08 aprile 2010
Mediante ordinanza p.g. 72563/10, il Comune di Bologna avvia la Campagna 2010 per la lotta alla zanzara tigre. Una serie di azioni, da aprile a ottobre, allo scopo di ridurre l'infestazione, mirando a una sensibile diminuzione della presenza della zanzara tigre sul territorio.
Cosa si deve fare:
- non abbandonare all'aperto contenitori che possano raccogliere acqua, oppure svuotarli dopo l'uso e rovesciarli in modo che non raccolgano acqua piovana;
- proteggere con una rete zanzariera a maglie fitte i contenitori che non possono essere svuotati e rovesciati (tipo bidoni degli orti) oppure chiuderli ermeticamente;
- trattare con prodotti larvicidi l'acqua dei tombini e delle caditoie in giardino o in cortile;
- falciare regolarmente l'erba e le siepi, in modo che le zanzare adulte non vi si annidino;
- le piscine inutilizzate vanno tenute vuote;
- svuotare fontane e laghetti, oppure effettuare gli interventi larvicidi con gli appositi prodotti.
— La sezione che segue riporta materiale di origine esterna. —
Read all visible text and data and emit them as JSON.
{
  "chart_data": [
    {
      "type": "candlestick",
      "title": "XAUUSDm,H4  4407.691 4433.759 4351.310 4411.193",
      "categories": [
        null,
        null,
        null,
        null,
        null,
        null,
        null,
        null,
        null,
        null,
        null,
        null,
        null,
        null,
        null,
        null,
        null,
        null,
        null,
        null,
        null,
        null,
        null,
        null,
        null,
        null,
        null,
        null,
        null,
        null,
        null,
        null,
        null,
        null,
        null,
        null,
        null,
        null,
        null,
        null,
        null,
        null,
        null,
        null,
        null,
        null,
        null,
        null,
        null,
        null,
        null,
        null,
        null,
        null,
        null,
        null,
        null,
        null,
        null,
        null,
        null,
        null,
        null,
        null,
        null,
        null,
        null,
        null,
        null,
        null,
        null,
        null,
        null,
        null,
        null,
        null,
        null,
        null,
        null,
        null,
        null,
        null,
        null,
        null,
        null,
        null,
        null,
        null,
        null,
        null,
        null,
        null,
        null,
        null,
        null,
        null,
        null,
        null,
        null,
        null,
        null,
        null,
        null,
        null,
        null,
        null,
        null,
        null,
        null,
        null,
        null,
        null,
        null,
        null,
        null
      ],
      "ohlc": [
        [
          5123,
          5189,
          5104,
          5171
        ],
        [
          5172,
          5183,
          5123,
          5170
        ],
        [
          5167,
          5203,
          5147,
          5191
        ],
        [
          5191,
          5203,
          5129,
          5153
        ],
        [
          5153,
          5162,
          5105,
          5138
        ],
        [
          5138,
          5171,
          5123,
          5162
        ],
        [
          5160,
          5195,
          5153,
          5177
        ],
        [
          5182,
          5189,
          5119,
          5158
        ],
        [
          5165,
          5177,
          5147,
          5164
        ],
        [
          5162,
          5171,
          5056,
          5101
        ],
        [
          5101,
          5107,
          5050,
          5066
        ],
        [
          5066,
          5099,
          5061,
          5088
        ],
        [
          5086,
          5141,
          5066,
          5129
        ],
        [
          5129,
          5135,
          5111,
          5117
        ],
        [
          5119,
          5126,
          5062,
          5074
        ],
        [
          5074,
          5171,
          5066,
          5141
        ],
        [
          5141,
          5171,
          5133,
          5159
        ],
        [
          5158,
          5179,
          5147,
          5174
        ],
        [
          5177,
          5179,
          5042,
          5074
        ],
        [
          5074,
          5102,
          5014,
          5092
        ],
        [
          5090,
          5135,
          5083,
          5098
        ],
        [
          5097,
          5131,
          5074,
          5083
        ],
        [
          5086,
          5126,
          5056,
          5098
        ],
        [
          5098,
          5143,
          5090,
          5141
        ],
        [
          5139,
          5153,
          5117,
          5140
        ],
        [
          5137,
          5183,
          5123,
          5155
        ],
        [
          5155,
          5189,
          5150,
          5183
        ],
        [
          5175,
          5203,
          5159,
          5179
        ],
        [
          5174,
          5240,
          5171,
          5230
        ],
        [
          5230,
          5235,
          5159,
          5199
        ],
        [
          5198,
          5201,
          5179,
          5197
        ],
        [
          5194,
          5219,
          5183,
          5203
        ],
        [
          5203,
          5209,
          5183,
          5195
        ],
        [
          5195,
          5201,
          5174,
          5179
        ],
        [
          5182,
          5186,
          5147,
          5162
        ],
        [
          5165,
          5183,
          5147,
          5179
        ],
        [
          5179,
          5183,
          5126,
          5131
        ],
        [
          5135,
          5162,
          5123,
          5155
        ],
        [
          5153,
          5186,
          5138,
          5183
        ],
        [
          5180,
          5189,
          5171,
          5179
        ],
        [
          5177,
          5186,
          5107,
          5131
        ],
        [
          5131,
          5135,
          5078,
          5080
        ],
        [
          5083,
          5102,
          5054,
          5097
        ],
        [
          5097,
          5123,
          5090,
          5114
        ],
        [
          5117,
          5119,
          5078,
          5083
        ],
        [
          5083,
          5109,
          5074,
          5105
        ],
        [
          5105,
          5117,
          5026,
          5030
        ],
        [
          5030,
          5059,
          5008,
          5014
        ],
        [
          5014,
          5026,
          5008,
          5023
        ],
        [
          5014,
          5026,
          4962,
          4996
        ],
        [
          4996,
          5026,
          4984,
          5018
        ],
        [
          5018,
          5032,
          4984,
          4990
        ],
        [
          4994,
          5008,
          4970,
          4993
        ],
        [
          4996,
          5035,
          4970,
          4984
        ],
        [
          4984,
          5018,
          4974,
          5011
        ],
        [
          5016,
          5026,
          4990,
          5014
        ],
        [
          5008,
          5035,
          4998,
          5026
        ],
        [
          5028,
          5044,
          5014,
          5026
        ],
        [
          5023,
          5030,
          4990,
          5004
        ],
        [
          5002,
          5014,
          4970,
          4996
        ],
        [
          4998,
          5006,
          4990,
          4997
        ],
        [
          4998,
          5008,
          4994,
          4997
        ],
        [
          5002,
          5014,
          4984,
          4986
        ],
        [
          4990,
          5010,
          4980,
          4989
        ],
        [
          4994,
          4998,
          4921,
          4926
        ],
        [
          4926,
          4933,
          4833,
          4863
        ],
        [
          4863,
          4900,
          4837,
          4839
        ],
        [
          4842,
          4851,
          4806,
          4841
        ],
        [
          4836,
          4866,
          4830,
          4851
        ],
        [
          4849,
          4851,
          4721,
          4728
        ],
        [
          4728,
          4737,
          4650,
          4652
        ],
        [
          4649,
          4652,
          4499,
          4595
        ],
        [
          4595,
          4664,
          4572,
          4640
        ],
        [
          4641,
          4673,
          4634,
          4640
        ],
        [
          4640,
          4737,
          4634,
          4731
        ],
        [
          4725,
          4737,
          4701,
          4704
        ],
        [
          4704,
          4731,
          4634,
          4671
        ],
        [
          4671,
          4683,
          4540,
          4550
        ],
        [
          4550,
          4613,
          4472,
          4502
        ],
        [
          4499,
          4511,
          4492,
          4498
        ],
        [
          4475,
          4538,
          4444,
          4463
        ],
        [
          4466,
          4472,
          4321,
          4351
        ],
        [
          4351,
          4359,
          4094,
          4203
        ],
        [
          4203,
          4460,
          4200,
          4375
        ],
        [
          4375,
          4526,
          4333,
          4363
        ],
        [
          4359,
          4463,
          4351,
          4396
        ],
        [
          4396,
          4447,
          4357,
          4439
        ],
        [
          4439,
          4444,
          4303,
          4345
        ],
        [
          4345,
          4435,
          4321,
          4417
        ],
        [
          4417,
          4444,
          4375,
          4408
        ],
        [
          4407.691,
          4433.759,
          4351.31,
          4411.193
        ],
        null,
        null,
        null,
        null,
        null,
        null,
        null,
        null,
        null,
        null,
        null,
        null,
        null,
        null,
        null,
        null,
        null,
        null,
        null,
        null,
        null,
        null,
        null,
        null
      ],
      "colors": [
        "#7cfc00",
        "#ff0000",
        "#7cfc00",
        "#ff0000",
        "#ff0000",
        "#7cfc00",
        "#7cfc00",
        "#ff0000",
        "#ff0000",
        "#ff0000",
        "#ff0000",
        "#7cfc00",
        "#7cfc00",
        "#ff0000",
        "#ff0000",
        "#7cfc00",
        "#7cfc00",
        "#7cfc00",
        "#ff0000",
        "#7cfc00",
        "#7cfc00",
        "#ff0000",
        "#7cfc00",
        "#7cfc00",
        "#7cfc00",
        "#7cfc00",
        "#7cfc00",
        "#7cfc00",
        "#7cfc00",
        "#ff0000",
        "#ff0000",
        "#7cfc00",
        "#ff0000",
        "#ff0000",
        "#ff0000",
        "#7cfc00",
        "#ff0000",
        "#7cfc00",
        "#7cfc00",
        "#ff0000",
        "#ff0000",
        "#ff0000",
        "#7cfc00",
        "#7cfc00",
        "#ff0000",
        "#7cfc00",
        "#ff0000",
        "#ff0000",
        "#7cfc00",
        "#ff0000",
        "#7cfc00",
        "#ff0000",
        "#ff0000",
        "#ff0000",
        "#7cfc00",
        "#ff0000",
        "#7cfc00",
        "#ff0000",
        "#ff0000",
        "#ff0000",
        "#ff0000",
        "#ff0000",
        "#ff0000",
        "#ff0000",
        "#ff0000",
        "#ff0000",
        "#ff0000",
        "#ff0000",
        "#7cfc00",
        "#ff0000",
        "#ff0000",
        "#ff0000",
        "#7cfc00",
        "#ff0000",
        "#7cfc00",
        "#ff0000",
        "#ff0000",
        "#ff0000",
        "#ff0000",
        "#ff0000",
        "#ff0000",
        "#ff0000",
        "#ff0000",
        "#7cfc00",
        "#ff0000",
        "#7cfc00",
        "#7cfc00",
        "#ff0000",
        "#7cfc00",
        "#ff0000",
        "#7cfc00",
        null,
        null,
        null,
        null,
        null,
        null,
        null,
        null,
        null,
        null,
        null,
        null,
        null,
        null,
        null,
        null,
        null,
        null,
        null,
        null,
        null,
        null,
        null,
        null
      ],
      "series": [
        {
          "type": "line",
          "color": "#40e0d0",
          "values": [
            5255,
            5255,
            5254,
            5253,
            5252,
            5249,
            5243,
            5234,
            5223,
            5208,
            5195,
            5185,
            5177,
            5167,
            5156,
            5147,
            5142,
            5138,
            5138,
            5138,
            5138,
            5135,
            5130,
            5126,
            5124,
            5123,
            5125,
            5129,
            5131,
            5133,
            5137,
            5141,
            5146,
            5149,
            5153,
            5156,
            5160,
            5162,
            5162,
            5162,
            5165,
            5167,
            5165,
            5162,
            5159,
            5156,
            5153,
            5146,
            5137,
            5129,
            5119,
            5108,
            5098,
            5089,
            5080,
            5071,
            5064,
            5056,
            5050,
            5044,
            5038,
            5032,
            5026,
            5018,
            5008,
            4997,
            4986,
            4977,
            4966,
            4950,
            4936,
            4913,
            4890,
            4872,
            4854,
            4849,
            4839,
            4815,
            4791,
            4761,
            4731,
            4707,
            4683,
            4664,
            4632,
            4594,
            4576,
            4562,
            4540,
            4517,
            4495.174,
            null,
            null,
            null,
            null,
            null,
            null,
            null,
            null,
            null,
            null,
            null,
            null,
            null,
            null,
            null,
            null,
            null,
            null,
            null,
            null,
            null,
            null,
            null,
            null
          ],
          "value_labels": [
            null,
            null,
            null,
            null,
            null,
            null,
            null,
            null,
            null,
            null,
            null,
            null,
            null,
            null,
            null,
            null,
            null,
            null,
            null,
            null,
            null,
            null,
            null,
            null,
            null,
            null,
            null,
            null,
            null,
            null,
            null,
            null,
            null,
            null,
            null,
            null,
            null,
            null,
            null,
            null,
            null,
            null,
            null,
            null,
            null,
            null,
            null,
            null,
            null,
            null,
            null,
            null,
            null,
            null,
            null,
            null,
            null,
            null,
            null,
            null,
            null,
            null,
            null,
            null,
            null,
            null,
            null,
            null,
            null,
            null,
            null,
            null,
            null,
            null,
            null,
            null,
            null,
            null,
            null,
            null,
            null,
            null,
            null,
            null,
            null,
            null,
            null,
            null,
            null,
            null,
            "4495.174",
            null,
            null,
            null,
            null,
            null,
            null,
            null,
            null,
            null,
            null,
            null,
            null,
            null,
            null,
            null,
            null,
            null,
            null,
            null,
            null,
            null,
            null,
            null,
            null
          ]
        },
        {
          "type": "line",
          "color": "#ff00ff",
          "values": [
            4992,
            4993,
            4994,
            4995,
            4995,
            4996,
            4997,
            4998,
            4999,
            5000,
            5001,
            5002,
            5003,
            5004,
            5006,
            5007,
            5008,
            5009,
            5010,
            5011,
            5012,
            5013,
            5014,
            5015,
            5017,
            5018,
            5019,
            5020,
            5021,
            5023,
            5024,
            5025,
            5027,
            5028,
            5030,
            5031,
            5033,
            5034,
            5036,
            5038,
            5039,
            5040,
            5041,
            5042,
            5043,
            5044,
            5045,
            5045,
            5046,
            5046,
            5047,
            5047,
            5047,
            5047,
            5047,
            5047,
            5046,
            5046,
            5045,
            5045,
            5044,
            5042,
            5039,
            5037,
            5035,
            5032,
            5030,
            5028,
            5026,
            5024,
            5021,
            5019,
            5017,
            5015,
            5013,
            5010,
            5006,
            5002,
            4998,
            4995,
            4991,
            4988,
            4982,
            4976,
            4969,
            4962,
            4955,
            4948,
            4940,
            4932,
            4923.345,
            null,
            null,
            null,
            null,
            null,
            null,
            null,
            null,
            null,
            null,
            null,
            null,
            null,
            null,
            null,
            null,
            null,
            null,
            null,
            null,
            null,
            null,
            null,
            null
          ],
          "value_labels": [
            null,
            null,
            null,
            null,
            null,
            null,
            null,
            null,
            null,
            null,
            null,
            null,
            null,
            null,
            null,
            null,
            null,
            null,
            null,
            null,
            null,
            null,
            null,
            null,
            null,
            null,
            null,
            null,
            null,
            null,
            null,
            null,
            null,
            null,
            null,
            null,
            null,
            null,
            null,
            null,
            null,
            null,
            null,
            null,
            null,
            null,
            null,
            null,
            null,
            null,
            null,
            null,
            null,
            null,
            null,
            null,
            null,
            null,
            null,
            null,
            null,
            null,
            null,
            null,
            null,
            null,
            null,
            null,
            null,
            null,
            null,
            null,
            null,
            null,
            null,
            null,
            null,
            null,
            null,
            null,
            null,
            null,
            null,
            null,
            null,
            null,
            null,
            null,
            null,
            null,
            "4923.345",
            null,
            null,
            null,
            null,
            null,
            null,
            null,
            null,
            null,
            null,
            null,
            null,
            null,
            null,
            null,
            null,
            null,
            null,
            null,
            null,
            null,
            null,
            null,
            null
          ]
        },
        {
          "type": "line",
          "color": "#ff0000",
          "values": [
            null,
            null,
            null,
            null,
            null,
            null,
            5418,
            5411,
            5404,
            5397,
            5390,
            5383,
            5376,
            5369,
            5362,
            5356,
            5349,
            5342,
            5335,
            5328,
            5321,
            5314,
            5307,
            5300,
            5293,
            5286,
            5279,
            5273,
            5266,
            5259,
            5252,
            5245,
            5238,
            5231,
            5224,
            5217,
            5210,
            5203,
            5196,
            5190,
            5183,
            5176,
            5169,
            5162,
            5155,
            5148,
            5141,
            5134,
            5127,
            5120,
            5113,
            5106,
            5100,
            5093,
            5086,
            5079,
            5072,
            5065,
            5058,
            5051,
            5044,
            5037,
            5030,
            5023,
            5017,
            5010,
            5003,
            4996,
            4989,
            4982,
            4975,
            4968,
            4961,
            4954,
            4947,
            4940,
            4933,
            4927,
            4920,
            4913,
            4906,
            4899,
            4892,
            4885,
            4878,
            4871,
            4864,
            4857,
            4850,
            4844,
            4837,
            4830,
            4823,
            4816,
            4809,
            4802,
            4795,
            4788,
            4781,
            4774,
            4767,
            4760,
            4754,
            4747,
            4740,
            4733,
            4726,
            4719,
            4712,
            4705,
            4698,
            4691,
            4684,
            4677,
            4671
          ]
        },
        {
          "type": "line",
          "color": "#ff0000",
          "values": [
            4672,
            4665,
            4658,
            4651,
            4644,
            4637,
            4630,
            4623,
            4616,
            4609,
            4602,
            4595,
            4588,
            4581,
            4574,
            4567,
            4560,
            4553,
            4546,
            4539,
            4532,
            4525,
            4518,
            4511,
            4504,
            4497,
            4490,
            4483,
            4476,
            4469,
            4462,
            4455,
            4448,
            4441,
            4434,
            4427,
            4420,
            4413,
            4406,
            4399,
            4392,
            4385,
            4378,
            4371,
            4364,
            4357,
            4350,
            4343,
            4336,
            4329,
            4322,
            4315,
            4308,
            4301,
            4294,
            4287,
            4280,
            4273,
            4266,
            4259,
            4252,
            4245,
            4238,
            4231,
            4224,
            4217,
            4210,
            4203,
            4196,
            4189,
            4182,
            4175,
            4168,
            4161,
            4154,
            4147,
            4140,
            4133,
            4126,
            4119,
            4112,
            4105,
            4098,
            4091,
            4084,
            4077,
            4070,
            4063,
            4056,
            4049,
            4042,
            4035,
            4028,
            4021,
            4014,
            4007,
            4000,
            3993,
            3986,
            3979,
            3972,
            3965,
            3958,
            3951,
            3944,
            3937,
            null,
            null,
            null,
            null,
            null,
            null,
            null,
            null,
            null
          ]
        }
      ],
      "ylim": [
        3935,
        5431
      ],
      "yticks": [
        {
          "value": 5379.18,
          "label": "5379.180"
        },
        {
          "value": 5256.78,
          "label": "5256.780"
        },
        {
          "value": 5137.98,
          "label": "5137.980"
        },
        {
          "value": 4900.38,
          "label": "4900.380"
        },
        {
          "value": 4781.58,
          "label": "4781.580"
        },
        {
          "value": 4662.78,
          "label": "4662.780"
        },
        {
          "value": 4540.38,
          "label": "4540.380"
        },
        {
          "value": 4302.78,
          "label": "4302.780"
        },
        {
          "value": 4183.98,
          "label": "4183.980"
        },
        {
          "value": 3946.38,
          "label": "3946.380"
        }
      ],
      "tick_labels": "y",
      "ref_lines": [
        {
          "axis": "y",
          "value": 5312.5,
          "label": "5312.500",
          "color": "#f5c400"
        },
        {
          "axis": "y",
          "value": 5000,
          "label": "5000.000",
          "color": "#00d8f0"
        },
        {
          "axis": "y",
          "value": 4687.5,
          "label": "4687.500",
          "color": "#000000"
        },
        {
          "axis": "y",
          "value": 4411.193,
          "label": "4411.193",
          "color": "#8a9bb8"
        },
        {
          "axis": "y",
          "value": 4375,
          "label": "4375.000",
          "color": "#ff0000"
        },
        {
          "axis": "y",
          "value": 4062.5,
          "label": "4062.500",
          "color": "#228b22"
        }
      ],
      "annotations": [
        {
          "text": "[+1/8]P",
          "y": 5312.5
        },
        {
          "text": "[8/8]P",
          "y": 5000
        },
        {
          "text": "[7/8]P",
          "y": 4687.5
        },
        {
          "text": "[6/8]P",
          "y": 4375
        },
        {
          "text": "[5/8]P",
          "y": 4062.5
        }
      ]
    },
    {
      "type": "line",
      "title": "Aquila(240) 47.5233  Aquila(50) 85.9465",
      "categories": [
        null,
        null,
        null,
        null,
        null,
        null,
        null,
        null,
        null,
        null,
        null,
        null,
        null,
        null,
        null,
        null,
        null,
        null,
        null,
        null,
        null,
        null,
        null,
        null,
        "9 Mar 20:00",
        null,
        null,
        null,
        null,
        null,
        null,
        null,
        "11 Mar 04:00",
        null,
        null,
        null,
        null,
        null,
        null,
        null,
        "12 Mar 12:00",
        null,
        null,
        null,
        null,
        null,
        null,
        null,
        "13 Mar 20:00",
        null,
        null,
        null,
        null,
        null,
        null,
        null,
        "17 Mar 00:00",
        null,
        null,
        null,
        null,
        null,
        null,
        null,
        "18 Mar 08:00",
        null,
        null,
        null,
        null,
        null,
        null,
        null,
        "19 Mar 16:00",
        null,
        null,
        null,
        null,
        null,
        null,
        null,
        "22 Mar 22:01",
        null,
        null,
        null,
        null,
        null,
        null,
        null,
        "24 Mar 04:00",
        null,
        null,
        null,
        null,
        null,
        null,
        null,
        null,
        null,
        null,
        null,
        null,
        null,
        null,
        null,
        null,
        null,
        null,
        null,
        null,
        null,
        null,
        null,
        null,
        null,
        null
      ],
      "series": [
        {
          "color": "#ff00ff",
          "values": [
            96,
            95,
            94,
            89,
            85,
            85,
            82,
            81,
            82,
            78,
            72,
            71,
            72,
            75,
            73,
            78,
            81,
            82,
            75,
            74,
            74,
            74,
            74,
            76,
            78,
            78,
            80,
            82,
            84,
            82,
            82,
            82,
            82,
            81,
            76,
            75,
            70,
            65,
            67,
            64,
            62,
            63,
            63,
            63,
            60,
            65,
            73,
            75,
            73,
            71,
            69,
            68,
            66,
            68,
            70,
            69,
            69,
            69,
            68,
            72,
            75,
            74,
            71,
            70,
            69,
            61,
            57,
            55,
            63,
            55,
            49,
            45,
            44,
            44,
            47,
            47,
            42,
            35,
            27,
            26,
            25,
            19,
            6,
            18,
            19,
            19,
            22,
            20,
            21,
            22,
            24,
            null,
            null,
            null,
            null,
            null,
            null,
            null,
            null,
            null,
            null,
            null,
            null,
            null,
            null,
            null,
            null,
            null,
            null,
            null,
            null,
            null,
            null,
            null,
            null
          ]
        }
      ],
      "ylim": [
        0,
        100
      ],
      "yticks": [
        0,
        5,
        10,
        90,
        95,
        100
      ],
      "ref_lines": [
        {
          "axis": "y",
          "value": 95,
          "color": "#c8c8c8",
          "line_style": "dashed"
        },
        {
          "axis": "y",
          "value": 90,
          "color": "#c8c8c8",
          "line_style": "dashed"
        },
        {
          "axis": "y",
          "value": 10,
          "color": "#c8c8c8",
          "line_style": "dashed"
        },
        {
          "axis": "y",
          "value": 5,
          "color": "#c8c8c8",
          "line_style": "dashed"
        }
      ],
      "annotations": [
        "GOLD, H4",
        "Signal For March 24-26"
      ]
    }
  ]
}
In alternativa introdurre pesci rossi, che si nutrono di larve di zanzara;
- non abbandonare all'aperto rifiuti;
- annaffiare orti e giardini tramite pompa o con un contenitore da riempire volta per volta e svuotare dopo l'uso, e curando di non abbandonarlo all'aperto;
- per quanto possibile, non accumulare materiali all'aperto, oppure coprirli con un telo ben teso, svuotando eventuali ristagni di acqua dopo ogni pioggia;
- i copertoni non devono essere conservati all'aperto, oppure devono essere coperti da un telo ben teso, da svuotare dopo ogni pioggia. Assicurarsi che non vi sia acqua al loro interno;
- i responsabili di cantiere devono assicurarsi che non ci siano materiali abbandonati all'aperto che possano raccogliere acqua piovana e sistemare il terreno in modo da evitare i ristagni d'acqua;
- prestare particolare attenzione ai vasi di fiori recisi, usando acqua alla quale è stato aggiunto il prodotto larvicida. Per i fiori finti, riempire il vaso di sabbia oppure usare l'apposita spugna fornita dai fioristi.